Macroscopic images of the tissue-engineered hiPS-CMs seeded or unseeded cardiac patches. There were fibrous adhesions on the epicardial surface of the patches over the course of 16 weeks in both groups (arrows indicate fibrous adhesions). There was no significant difference in macroscopic findings between the groups

Histology, immunofluorescent analysis

H&E staining showed cell infiltration within the scaffold in both groups (Fig. 3), and nuclei were counted to obtain the number of cells in the scaffold. There was no statistical difference in the cell number between the groups at 16 weeks after implantation (Unseeded group: 390 ± 71/HPF vs. Seeded group: 319 ± 30/HPF, p = 0.08 (HPF: high power field)) (Fig. 4a).

Fig. 3
figure 3

Histological analysis of the grafts at 4, 8 and, 16 weeks after implantation. Hematoxylin and Eosin (H&E) staining demonstrated dense cellular infiltration into the hiPS-CMs seeded or unseeded cardiac patches (a - f: high magnification images, g - l: low magnification images). Both seeded and unseeded patches explants did not stain positive for α-actinin (green) at the 4 and 8 week time point (m, n, p, q). However, there were small islands of cells which stained positive for α-actinin (green) in the cardiac patch 16 weeks after implantation (o, r, s). N native heart muscle, P patch

Fig. 4
figure 4

Quantitative comparison of the cellular infiltration into the scaffold and α-actinin positive cell. a There was no statistical difference between the groups in the cell number within the scaffolds at 16 weeks after implantation. b The area fraction of positively stained α-actinin cells was significantly higher in the seeded group than in the unseeded group. *: p < 0.05

To evaluate the engraftment of implanted hiPS-CMs, α-actinin staining was employed. Seeded patch explants did not stain positive for α-actinin at the 4 and 8 week time point, suggesting that the cultured hiPS-CMs evacuated the patch in the early phase of tissue remodeling. However, there were small islands of cells which stained positive for α-actinin in the cardiac patch 16 weeks after implantation. The area fraction of positively stained α-actinin cells was significantly higher in the seeded group than in the unseeded group (Seeded group: 6.1 ± 2.8% vs. Unseeded group: 0.95 ± 0.50%, p = 0.004), suggesting cell seeding promoted regenerative proliferation of host cardiomyocytes (Fig. 4b).
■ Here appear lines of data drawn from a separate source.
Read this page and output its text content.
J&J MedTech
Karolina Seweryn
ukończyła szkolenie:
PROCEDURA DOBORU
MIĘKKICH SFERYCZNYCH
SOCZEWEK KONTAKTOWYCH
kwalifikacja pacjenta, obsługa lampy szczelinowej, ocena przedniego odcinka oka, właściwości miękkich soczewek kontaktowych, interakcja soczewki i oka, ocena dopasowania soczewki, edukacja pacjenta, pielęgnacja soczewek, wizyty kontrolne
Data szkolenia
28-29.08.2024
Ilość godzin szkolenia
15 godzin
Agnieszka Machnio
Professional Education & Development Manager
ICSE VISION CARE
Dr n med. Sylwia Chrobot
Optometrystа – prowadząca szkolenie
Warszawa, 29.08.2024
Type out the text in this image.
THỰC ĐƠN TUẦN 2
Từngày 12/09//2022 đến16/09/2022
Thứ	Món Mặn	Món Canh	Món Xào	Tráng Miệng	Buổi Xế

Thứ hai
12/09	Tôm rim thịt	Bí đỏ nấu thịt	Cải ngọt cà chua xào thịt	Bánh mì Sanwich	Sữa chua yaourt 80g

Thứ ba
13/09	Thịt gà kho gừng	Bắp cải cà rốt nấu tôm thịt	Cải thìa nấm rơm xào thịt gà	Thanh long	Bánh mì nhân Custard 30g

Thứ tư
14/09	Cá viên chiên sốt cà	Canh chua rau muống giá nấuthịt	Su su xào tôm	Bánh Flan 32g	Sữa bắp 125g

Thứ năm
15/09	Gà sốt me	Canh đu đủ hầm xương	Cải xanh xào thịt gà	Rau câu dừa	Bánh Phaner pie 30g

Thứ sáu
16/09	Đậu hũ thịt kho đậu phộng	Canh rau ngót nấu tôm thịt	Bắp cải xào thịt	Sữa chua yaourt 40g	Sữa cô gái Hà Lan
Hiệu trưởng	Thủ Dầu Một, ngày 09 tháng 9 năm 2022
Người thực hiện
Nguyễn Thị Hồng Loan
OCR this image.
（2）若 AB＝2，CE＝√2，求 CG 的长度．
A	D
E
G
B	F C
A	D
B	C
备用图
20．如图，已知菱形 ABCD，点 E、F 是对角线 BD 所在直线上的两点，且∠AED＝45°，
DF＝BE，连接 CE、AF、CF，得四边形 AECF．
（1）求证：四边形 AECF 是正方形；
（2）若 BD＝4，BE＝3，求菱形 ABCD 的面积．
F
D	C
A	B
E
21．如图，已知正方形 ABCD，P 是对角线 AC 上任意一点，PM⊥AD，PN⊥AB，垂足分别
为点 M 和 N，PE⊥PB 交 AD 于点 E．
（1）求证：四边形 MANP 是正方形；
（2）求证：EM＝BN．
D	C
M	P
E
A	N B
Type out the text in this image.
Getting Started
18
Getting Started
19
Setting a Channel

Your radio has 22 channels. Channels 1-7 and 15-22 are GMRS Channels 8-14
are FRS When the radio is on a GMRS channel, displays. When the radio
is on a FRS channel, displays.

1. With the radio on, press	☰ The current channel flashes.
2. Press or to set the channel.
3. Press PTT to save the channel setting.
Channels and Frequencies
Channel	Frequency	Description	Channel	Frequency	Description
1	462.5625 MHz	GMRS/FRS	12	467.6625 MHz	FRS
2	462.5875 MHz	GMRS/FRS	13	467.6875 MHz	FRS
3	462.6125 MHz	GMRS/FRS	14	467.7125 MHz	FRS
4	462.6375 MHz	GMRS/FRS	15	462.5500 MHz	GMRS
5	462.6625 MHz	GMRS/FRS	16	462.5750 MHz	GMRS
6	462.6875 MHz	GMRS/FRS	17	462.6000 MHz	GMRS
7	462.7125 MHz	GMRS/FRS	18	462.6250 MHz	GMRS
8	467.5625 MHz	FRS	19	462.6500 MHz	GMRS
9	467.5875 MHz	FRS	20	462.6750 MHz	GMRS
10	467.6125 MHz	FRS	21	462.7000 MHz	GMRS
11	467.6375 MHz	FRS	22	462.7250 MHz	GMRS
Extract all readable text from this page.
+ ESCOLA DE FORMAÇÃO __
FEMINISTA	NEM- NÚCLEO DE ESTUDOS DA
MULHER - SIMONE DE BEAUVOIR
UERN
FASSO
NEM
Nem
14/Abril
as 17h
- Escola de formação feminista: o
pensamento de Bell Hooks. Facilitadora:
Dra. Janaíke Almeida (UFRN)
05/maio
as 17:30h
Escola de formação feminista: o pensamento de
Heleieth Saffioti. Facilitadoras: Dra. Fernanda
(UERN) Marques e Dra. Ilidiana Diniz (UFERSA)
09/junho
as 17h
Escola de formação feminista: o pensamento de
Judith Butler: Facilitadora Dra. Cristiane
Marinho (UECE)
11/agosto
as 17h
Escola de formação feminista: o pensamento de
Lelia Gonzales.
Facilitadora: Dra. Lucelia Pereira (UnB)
Visualization of Picrosirius red staining with polarized light microscopy shows thick orange fibers and thin green fibers which are correlated with collagen type I and type III, respectively in both groups equally (Fig. 5). Over the course of 16 weeks, the cardiac patch gradually degraded and remodeled into collagenous tissue in both the seeded and unseeded groups.

Fig. 5
figure 5

Collagen deposition in the grafts at 4, 8 and, 16 weeks after implantation. Visualization of Picrosirius red staining with polarized light microscopy showed thin (type III; green) to thick (type I; yellow) collagen fibers and scaffold fragments (white) in both groups. Over the course of 16 weeks, the cardiac patch gradually degraded and remodeled into collagenous tissue in both the seeded and unseeded groups

Echocardiographic assessment

There was no statistical difference in RV maximum and minimum diameters between the groups at each time point (Fig. 6a, b). There was no aneurysmal change in either group. There was no statistical difference between the groups in LV maximum and minimum diameters and LV ejection fraction at each time point (Fig. 6c, d, e). Either unseeded or seeded cardiac patch implanted hearts showed no functional or dimensional dysfunction at each time point.

Fig. 6
figure 6

Echocardiographic analysis presurgery and 8 and 16 weeks postsurgery. a RV maximum diameter. b RV minimum diameter. c LV maximum diameter. d LV minimum diameter. e LV ejection fraction. There was no statistical difference in RV maximum and minimum diameters between the groups at each time point. There was no aneurysmal change in either group. There was no statistical difference in LV maximum and minimum diameters and LV ejection fraction between the groups at each time point

Discussion

Tissue-engineering in conjunction with therapeutic therapy, is a novel approach for reconstruction of cardiac defects. Many researchers believe that paracrine effects are the major mechanism responsible for the therapeutic efficacy of stem cell or progenitor cell therapy. These effects classically refer to the ability of transplanted cells to release various cardioprotective factors into damaged cardiac tissue for attenuation of the remodeling process; in contrast, recent reports suggest that cell transplantation upregulates various cardioprotective factors in native cardiac tissue through “crosstalk” between transplanted cells [12, 13]. In addition, our group previously demonstrated, in a mouse model, that bone marrow mononuclear cells seeded onto vascular grafts disappeared in the early phase, but their initial presence mediated for the appropriate vascular remodeling and development via a paracrine mechanism [14]. In the present study, seeded hiPS-CMs were not present in the patch after 4 weeks. However, α-actinin positive cells were significantly greater in the seeded group than in the unseeded group 16 weeks after implantation. Therefore, we surmise that seeded hiPS-CMs might influence the regeneration of host cardiomyocytes via a paracrine mechanism.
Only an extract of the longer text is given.